UNEP, doktorların motor performansını artırmak için benzine kurşun eklenmesine karşı ilk uyarılarını yayınlamalarından yaklaşık bir asır sonra, yakıtı kullanan son ülke olan Cezayir’in geçen ay stoklarını tükettiğini bildirdi.
UNEP Direktörü Inger Andersen, “Kurşunlu benzin yasağının başarıyla uygulanması, küresel sağlık ve çevremiz için bir kilometre taşıdır” dedi.
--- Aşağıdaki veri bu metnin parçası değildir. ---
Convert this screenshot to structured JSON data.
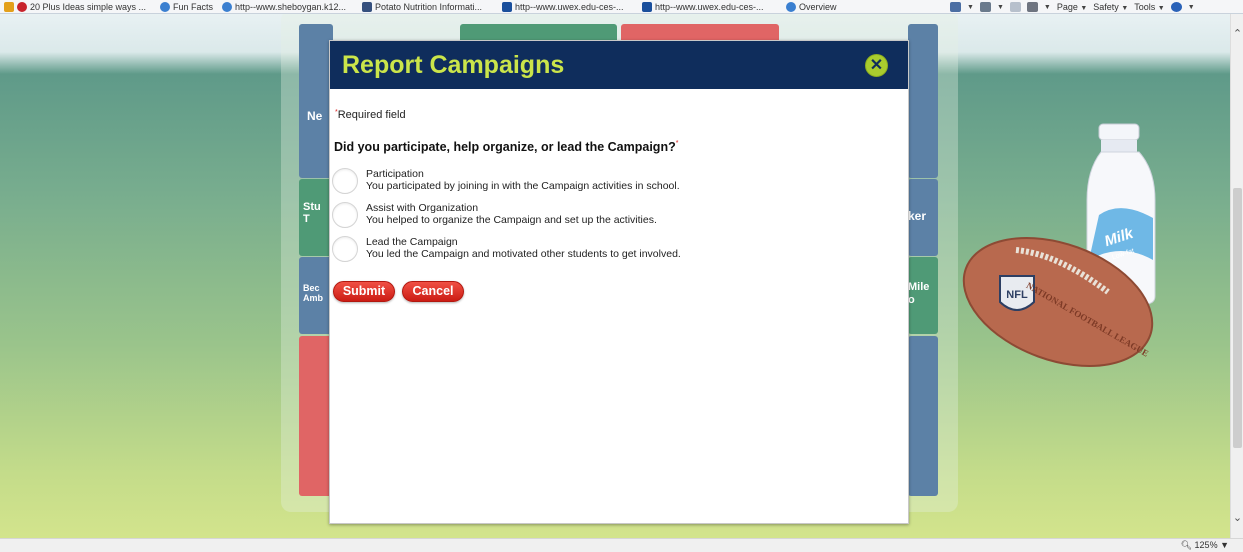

20 yıl kadar önce bile, dünya çapında 100’den fazla ülke, erken ölümler, hastalıklar, toprak ve hava kirliliği ile ilişkilendiren çalışmalara rağmen, hala kurşunlu benzin kullanıyordu.
Endişeler 1924 gibi erken bir tarihte, ABD devi Standard Oil tarafından işletilen bir rafineride onlarca işçinin hastaneye kaldırılması, konvülsiyon (kasların istem dışı kasılması) geçiren beşinin ölmesinin ardından gündeme geldi.
Bununla birlikte, 1970’lere kadar dünya genelinde satılan benzinin neredeyse tamamı kurşun içeriyordu.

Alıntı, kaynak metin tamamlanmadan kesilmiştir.